In the data you found a cryptic feature with more cryptic numbers like ‘4, ‘83’ and ‘127’. The business analyst may be able to help you understand what these numbers mean in the business context and therefore help you decide, how you should use them in your algorithm.

Business analysts have some technical understanding, but usually they can’t help you with deeply / purely technical questions.

Tester

IBM Profession: IT Specialist

As you probably know everyone who writes code is also responsible to write tests for their code to make sure their code works as expected. However to ensure the solution as a whole also works as expected, dedicated testers put the solution to the test - while data scientists and software engineers often focus on testing their small part of the solution. Some code writing roles see testers as a ‘pain in the ass’ that just cause additional work and frustration, but consider this:

Would you rather have a tester helping you ensure your solution works as expected OR would like to have furious users declaring your hard work is ‘pure garbage’?

Testers will try out the solution based on the defined requirements, so it is important for them and for you to be aligned on what is in scope for the solution and what is not.

Before code is handed over to testers, it needs to have passed some level of testing by the code / programmer. The availability of testers is not an excuse for failing to write unit tests!

Designer

IBM Profession: Designer

In most cases the insights you produce will ultimately need to be provided to a human being a.k.a. the users (usually on the client side).
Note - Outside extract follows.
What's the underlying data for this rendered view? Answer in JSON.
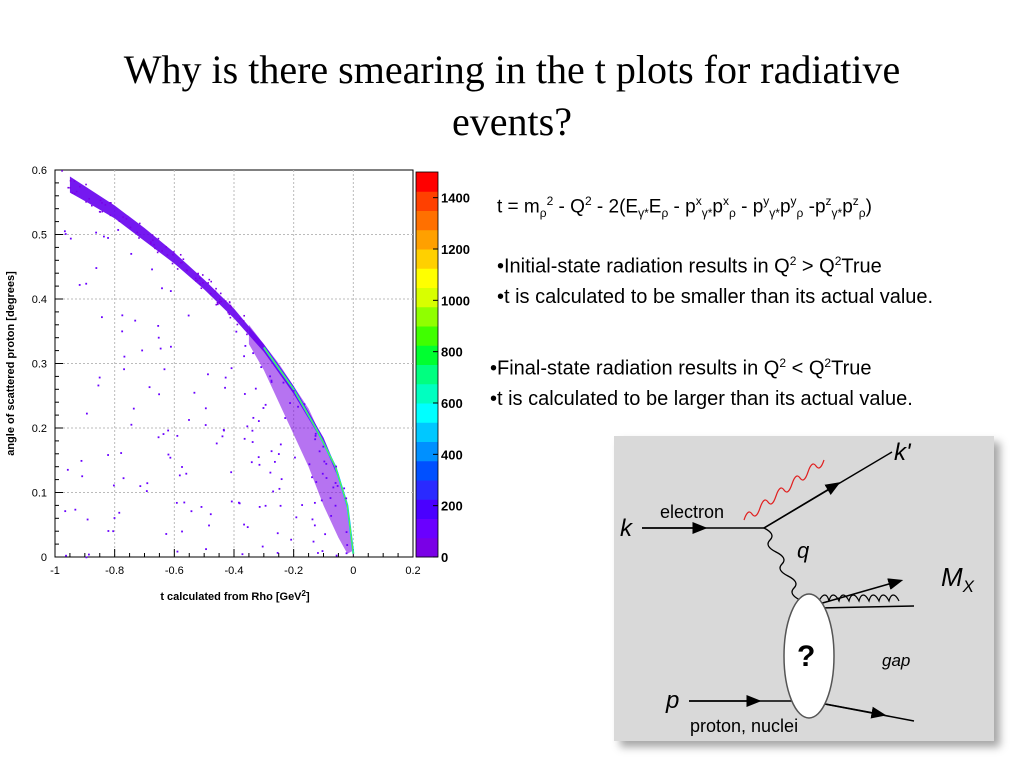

The designers make sure the insights / information provided by the solution are best consumable for the users. There are two main topics they focus on:

  • User eXperience design (UX) defines the medium the user will use for the interaction with our solution. For example, for some cases a mobile app may be better whereas for other cases a website viewed on a desktop might be better / more intuitive / handy.
  • User Interface design defines how the actual user interface will look (or sound or feel) like. For example, which part should be coloured with a red-like colour to give it a warning like sense.

Both topics work hand in hand and you can’t have one without the other. As the designers are often tasked to visualize your results their design will shape how your algorithm is used.

Example: For a classification case the designed UI might only visualize the predicted class, but it might also visualize the confidence of your prediction and the confidence for the alternatives - so your algorithm needs to be able to provide that desired output.